How to Develop a Fundraising Plan

Having a fundraising plan is fundamental to fundraising success, yet many organisations overlook its importance and fail to integrate fundraising plans into their overall strategic plans. Organisations without viable fundraising plans often find themselves lurching from one funding crisis to another, constantly putting out fiscal fires instead of proactively developing their organisation.

A fundraising plan is a carefully prepared strategy indicating specifically how much an organisation needs to raise, within what timeframe, and – most importantly – how the money will be raised. Embarking on any fundraising campaign without such a plan is like wandering into the wilderness without a compass.

A fundraising plan begins with a target. How much is needed? This number should not be chosen arbitrarily. It should be based upon a rational assessment of the organisation’s actual running costs, including plans for future development.

The plan should then analyse past, current, and future known income streams. The analysis should include a frank assessment of the possibility of any of these streams drying up in the near future.
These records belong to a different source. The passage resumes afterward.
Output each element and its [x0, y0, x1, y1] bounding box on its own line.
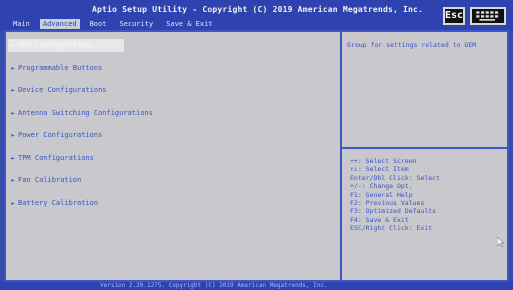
legend-select-screen: ++: Select Screen	[350, 157, 417, 165]
legend-change-option: +/-: Change Opt.	[350, 182, 413, 191]
menu-item-label: Programmable Buttons	[18, 63, 103, 72]
mouse-pointer-icon	[497, 237, 505, 247]
tab-save-exit[interactable]: Save & Exit	[163, 19, 215, 29]
tab-main[interactable]: Main	[10, 19, 33, 29]
submenu-arrow-icon: ►	[11, 64, 15, 72]
menu-item-device-configurations[interactable]: ► Device Configurations	[8, 84, 338, 97]
menu-item-antenna-switching-configurations[interactable]: ► Antenna Switching Configurations	[8, 107, 338, 120]
legend-select-item: ↑↓: Select Item	[350, 165, 409, 174]
menu-item-battery-calibration[interactable]: ► Battery Calibration	[8, 197, 338, 210]
keyboard-icon[interactable]	[470, 7, 506, 25]
esc-button[interactable]: Esc	[443, 7, 465, 25]
menu-item-label: Fan Calibration	[18, 176, 82, 184]
menu-item-label: TPM Configurations	[18, 153, 94, 162]
legend-general-help: F1: General Help	[350, 190, 413, 199]
legend-save-exit: F4: Save & Exit	[350, 215, 409, 224]
bios-screen: Aptio Setup Utility - Copyright (C) 2019…	[0, 0, 513, 290]
legend-enter-select: Enter/Dbl Click: Select	[350, 173, 441, 182]
menu-item-label: Device Configurations	[18, 86, 107, 94]
submenu-arrow-icon: ►	[11, 154, 15, 162]
submenu-arrow-icon: ►	[11, 132, 15, 139]
footer-bar: Version 2.20.1275. Copyright (C) 2019 Am…	[0, 282, 513, 290]
submenu-arrow-icon: ►	[11, 199, 15, 207]
legend-optimized-defaults: F3: Optimized Defaults	[350, 207, 437, 216]
menu-item-label: Antenna Switching Configurations	[18, 108, 153, 117]
menu-item-fan-calibration[interactable]: ► Fan Calibration	[8, 174, 338, 187]
menu-item-power-configurations[interactable]: ► Power Configurations	[8, 129, 338, 142]
menu-item-tpm-configurations[interactable]: ► TPM Configurations	[8, 152, 338, 165]
menu-item-label: Power Configurations	[18, 131, 103, 139]
submenu-arrow-icon: ►	[11, 177, 15, 184]
submenu-arrow-icon: ►	[11, 109, 15, 117]
header-bar: Aptio Setup Utility - Copyright (C) 2019…	[0, 0, 513, 30]
tab-boot[interactable]: Boot	[87, 19, 110, 29]
menu-item-label: Battery Calibration	[18, 198, 99, 207]
utility-title: Aptio Setup Utility - Copyright (C) 2019…	[92, 5, 424, 14]
panel-divider-horizontal	[342, 147, 507, 149]
menu-item-label: OEM Configurations	[18, 41, 94, 49]
tab-bar: Main Advanced Boot Security Save & Exit	[10, 19, 216, 29]
tab-security[interactable]: Security	[116, 19, 156, 29]
submenu-arrow-icon: ►	[11, 42, 15, 49]
menu-item-oem-configurations[interactable]: ► OEM Configurations	[8, 39, 338, 52]
key-legend: ++: Select Screen ↑↓: Select Item Enter/…	[350, 157, 500, 233]
tab-advanced[interactable]: Advanced	[39, 19, 80, 29]
advanced-menu: ► OEM Configurations ► Programmable Button…	[8, 39, 338, 219]
menu-item-programmable-buttons[interactable]: ► Programmable Buttons	[8, 62, 338, 75]
keyboard-icon-graphic	[476, 11, 499, 21]
help-description: Group for settings related to OEM	[347, 41, 477, 49]
legend-previous-values: F2: Previous Values	[350, 199, 425, 208]
legend-exit: ESC/Right Click: Exit	[350, 224, 433, 233]
version-copyright: Version 2.20.1275. Copyright (C) 2019 Am…	[100, 282, 328, 289]
panel-divider-vertical	[340, 30, 342, 282]
submenu-arrow-icon: ►	[11, 87, 15, 94]
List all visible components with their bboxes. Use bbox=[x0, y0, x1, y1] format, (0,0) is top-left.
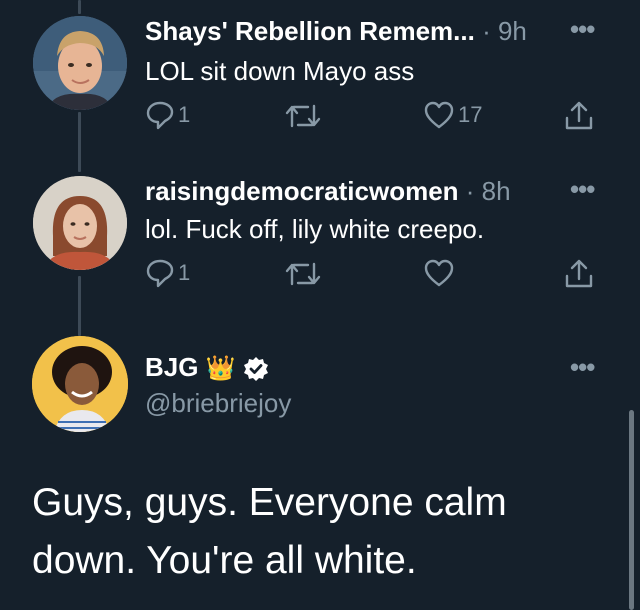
reply-icon bbox=[146, 259, 174, 288]
share-button[interactable] bbox=[563, 100, 595, 132]
author-name[interactable]: BJG bbox=[145, 352, 198, 382]
avatar-bjg-icon bbox=[32, 336, 128, 432]
heart-icon bbox=[424, 259, 454, 287]
reply-button[interactable]: 1 bbox=[146, 258, 190, 288]
like-count: 17 bbox=[458, 102, 483, 127]
share-button[interactable] bbox=[563, 258, 595, 290]
like-button[interactable]: 17 bbox=[424, 101, 482, 129]
share-icon bbox=[565, 259, 593, 288]
more-options-icon[interactable]: ••• bbox=[570, 14, 595, 45]
more-options-icon[interactable]: ••• bbox=[570, 174, 595, 205]
main-tweet-text: Guys, guys. Everyone calm down. You're a… bbox=[32, 481, 507, 582]
reply-icon bbox=[146, 101, 174, 130]
share-icon bbox=[565, 101, 593, 130]
reply-button[interactable]: 1 bbox=[146, 100, 190, 130]
author-name[interactable]: raisingdemocraticwomen bbox=[145, 176, 459, 206]
avatar-man-icon bbox=[33, 16, 127, 110]
tweet-header: BJG 👑 bbox=[145, 352, 269, 383]
tweet-text: lol. Fuck off, lily white creepo. bbox=[145, 214, 485, 244]
retweet-button[interactable] bbox=[285, 103, 325, 129]
reply-count: 1 bbox=[178, 102, 191, 127]
crown-emoji: 👑 bbox=[205, 355, 236, 382]
retweet-icon bbox=[285, 262, 321, 286]
retweet-button[interactable] bbox=[285, 261, 325, 287]
reply-count: 1 bbox=[178, 260, 191, 285]
author-handle[interactable]: @briebriejoy bbox=[145, 388, 291, 419]
avatar[interactable] bbox=[33, 16, 127, 110]
verified-badge-icon bbox=[243, 357, 268, 382]
thread-line-2 bbox=[78, 276, 81, 336]
like-button[interactable] bbox=[424, 259, 458, 287]
tweet-text: LOL sit down Mayo ass bbox=[145, 56, 415, 86]
more-options-icon[interactable]: ••• bbox=[570, 352, 595, 383]
heart-icon bbox=[424, 101, 454, 129]
avatar-woman-icon bbox=[33, 176, 127, 270]
thread-line-top bbox=[78, 0, 81, 14]
timestamp[interactable]: · 8h bbox=[466, 176, 511, 206]
thread-line-1 bbox=[78, 112, 81, 172]
scrollbar[interactable] bbox=[629, 410, 634, 610]
retweet-icon bbox=[285, 104, 321, 128]
avatar[interactable] bbox=[33, 176, 127, 270]
author-name[interactable]: Shays' Rebellion Remem... bbox=[145, 16, 475, 46]
tweet-header: raisingdemocraticwomen · 8h bbox=[145, 176, 511, 207]
timestamp[interactable]: · 9h bbox=[482, 16, 527, 46]
avatar[interactable] bbox=[32, 336, 128, 432]
tweet-header: Shays' Rebellion Remem... · 9h bbox=[145, 16, 527, 47]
Next you should analyse your fundraising capacity to understand what resources you currently have to help you raise funds. Don’t forget to look closely at how much it is costing you to raise funds through the various sources, taking into account staffing, time, money and other resources expended.

Next, you should look outward, at the current and projected fundraising environment. Is the economy strong and growing? What are the dominant economic forecasts telling you? What are the trends in regional, national, international philanthropy (any and all environments in which you operate and raise funds)? At this stage it is important to seek detailed information about all the fundraising methods and techniques available to your organisation, and perhaps consider some that you haven’t undertaken before. Consider such diverse potential sources of income as general public donations through appeals, events and activities, government grants, grants from philanthropic foundations, corporate gifts, gifts from major donors, and direct earning through trading goods and services.

Now it’s time to find the gaps. Map out all known income for the year (or at least the most reliable projected income … fundraising is not an exact science, and nothing is absolutely certain). Take into account past experience, existing successful programmes and activities and any recent (reliable) pledges of gifts. Compare the total with your targets to identify your most urgent fundraising challenges.

This will often require developing a series of fundraising targets for each area of activity. An organisation needing to fundraise €100,000 may, for example, set a target of €50,000 from grant-makers, €30,000 from the general public and €20,000 from earnings.

Within these targets may be further targets. In grants, for example, your target may be to raise €25,000 from government, €15,000 from trusts and €10,000 from corporate. Whatever the targets are they ought to be considered and arrived at very carefully, and should not be the basis for budgeting the next year until the amounts are secured.

Alongside the setting of smaller, more achievable, targets is the practice of setting milestones throughout the year, and even over many years for raising the totals you need. 

So, for example, if your target is to raise €36,000 in three years, this could be achieved by raising €12,000 in each year, or €1,000 per month. You might set a target of €8,000 per year from grants, €3,000 from the general public and €1,000 from earned income each year. You might alternatively set a target of €2,000 for an event at Easter, €4,000 for a summer event, €1,000 for a Halloween event and €5,000 for a Christmas event each year.

Again, these targets should not be set lightly or arbitrarily, but should be based upon evidence, track record, experience and well informed projections. Fundraising is much an art as a science, and developing a ‘feel’ for setting realistic targets can take many years’ experience.

By planning a calendar of all your fundraising events, activities and campaigns and putting in place fundraising processes, it is much easier reach your income targets. Set yourself a target based on the amount of funding needed and set a deadline for when you need to raise it by. Then plan a series of events and activities that will enable you to meet that target. Don’t forget that some strategies are easy to schedule, and provide relatively foreseeable returns (such as annual galas, Christmas appeals, monthly coffee mornings, etc) and others such as major gifts campaigns can be extremely unpredictable. Try to build a balance of ‘low hanging fruit’ and ‘dream gifts’ into your plan, and provide contingencies for when your riskier strategies are delayed or fail to pay off.

With your targets and activities and calendar in place, you will need to consider the resources you will commit to enable the fundraising to happen. Whilst always striving to keep your fundraising costs within reasonable levels, you must give the fundraising strategy a chance of working by committing a budget to it. Some activities will cost more than others, but are nonetheless needed to raise the overall target. An unresourced plan will just gather dust on your desk, so be sure to invest appropriate levels of staff, volunteers, time and money to enable the plan to succeed.

Now that you have a fundraising plan, the final thing to do is use it. Be flexible, and continually refine and update the plan as you progress, continually reassessing your resources and activities in light of the relative success or failure of various aspects of your plan. The important thing is that you are not rudderless. With a fundraising plan you are in more control of the income you organisation will receive and you can spend your time doing the good work of your organisation, instead of constantly reacting to the latest funding crisis.